BYD Inks Land Deal to Build First EV Plant in Thailand

Chinese electric vehicle maker BYD, which surpassed Tesla to become the highest selling EV maker of the world, has just announced to set up a facility in Thailand to start producing passenger electric cars. The company also recently kicked off its sales operations in Thai market, beginning with CBU imported units.

Related: BYD Begins Sales Operations in Thailand

In a joint statement with Thai industrial developer WHA Group, BYD informed that a purchase agreement had been signed for 237 acres of land in the eastern province of Rayong for the development of EV manufacturing plant. The 17.9 billion baht ($491.49 million) project to produce EVs was approved by Thailand’s Board of Investment last month.

BYD is targeting to produce 150,000 passenger electric cars per year in Thailand from year 2024. It aims to sell 10,000 units in Thailand and will export to other Southeast Asian and European countries as well. BYD General Manager Asia-Pacific Sales Liu Xueliang told reporters, that the factory in Thailand, which is its latest among more than 30 other in the United States, Brazil, and India, will produce the fully electric Atto 3 SUV. He added that the company was also considering producing batteries and parts (in the new factory) depending on demand.
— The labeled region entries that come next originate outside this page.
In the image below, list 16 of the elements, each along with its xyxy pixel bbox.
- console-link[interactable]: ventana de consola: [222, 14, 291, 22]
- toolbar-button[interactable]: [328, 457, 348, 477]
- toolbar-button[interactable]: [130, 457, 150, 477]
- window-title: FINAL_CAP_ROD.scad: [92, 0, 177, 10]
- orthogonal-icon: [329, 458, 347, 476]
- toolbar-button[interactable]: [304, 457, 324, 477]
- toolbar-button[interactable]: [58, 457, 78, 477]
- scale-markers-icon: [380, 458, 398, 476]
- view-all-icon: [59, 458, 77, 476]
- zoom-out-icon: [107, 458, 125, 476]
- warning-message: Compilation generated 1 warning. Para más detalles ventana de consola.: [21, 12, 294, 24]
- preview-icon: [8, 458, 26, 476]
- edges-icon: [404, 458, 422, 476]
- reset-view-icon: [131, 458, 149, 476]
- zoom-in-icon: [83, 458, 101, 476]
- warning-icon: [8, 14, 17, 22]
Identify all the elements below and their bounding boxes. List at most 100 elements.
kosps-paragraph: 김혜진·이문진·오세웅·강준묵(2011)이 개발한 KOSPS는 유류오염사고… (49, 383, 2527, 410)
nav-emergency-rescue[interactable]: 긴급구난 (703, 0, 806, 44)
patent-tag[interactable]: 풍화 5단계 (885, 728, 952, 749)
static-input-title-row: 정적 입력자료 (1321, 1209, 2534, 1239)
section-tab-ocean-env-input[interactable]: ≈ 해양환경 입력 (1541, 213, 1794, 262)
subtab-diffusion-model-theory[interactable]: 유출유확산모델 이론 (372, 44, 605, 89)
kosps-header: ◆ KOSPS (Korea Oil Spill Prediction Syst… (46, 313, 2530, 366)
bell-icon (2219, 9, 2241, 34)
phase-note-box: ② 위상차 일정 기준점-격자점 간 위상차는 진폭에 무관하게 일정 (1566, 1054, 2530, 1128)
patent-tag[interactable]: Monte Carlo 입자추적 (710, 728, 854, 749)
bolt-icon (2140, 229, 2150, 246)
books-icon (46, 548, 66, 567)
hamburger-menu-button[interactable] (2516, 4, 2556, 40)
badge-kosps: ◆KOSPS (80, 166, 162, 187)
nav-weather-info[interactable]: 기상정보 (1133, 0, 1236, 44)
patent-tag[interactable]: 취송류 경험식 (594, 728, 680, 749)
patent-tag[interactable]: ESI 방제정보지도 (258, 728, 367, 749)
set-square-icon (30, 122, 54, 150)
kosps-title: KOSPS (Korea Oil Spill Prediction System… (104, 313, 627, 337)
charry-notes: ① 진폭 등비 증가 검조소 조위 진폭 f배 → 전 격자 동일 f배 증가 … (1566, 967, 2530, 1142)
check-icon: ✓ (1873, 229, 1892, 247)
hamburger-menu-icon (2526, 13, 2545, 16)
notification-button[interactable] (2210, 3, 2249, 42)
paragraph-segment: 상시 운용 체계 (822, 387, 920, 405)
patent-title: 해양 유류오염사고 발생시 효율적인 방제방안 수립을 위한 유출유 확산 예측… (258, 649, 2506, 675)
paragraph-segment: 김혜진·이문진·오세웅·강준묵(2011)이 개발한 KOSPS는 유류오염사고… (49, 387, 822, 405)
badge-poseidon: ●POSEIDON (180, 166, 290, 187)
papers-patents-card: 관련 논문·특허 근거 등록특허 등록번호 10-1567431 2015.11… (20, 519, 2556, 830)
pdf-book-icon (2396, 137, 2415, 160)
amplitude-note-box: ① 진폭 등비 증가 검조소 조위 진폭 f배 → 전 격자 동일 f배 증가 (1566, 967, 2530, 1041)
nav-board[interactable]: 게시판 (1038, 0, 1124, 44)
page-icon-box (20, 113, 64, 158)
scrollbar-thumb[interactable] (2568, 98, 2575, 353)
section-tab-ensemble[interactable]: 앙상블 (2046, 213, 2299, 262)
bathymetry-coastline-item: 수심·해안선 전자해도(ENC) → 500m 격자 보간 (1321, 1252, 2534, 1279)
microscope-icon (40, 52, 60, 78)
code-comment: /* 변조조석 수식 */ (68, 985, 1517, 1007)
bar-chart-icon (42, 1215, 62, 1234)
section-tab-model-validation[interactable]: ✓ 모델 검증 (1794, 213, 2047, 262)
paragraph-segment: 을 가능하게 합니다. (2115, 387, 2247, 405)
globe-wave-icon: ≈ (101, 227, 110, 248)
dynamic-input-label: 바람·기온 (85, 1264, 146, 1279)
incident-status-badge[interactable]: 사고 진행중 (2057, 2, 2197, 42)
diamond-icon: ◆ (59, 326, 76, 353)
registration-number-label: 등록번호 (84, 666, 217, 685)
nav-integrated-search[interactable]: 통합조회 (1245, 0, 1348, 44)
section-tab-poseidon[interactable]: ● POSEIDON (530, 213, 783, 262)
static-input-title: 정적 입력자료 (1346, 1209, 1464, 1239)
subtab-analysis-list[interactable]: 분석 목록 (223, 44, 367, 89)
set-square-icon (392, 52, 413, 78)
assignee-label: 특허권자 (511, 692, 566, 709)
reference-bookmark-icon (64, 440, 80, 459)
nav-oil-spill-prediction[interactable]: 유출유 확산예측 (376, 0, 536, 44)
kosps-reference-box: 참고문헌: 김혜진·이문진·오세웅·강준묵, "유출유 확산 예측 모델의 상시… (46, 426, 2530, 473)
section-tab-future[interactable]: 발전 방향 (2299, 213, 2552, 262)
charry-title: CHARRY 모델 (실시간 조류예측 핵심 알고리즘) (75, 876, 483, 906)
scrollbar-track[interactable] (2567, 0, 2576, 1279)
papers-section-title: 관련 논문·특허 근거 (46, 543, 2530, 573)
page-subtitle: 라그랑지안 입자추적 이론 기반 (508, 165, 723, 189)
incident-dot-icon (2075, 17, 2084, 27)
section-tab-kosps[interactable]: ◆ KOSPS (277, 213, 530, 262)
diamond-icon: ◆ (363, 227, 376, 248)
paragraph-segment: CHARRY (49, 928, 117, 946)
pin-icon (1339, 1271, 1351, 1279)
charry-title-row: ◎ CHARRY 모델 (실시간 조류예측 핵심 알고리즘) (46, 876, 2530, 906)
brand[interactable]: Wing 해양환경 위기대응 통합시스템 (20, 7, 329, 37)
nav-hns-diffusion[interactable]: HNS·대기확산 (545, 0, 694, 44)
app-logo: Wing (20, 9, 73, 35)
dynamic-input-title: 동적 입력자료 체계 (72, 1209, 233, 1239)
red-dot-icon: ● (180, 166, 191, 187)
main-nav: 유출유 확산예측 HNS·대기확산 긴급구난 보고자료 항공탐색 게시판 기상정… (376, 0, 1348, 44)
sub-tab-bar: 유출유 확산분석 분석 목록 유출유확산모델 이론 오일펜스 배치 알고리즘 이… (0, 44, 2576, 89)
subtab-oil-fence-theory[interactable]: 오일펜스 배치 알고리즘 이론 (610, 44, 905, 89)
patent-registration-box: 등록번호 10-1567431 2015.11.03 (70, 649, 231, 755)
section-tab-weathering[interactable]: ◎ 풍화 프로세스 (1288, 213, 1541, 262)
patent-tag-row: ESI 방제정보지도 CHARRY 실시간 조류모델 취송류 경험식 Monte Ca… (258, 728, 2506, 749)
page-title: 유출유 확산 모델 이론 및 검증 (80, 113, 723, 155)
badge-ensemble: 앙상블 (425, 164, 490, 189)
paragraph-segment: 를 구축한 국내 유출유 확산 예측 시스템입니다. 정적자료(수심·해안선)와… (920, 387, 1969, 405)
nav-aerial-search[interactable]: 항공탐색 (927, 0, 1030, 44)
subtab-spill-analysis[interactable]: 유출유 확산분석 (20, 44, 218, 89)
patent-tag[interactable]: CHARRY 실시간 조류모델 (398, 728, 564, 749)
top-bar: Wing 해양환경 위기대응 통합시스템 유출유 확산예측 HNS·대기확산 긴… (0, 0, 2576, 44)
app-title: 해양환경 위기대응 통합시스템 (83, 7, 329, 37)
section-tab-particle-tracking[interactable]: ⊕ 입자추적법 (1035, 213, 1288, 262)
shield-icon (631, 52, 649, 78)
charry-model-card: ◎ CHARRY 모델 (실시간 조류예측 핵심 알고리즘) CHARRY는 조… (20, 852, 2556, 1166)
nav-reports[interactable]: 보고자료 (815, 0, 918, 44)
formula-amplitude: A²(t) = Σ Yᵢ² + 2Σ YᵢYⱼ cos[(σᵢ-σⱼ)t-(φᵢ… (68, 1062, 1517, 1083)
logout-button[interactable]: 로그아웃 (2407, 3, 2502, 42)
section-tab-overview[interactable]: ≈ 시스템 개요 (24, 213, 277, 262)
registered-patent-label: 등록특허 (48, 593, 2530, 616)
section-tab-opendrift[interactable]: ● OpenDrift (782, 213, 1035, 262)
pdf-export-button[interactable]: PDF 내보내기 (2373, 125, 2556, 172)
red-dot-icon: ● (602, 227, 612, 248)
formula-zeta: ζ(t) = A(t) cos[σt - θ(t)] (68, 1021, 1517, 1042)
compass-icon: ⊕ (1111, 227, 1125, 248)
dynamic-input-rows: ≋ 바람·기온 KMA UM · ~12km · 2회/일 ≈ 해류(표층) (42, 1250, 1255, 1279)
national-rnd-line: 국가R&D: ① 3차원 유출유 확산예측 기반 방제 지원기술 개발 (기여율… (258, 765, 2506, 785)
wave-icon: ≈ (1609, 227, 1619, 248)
Related: After Beating Tesla, BYD to Tap 15 More International Markets

The Thai government wants electric vehicle production to reach about 700,000 by 2030, or 30% of total auto manufacturing. Southeast Asia’s second-largest economy is a regional auto production and export base for the world’s leading carmakers, and has recently offered incentives including tax breaks and subsidies to attract EV makers and stimulate demand.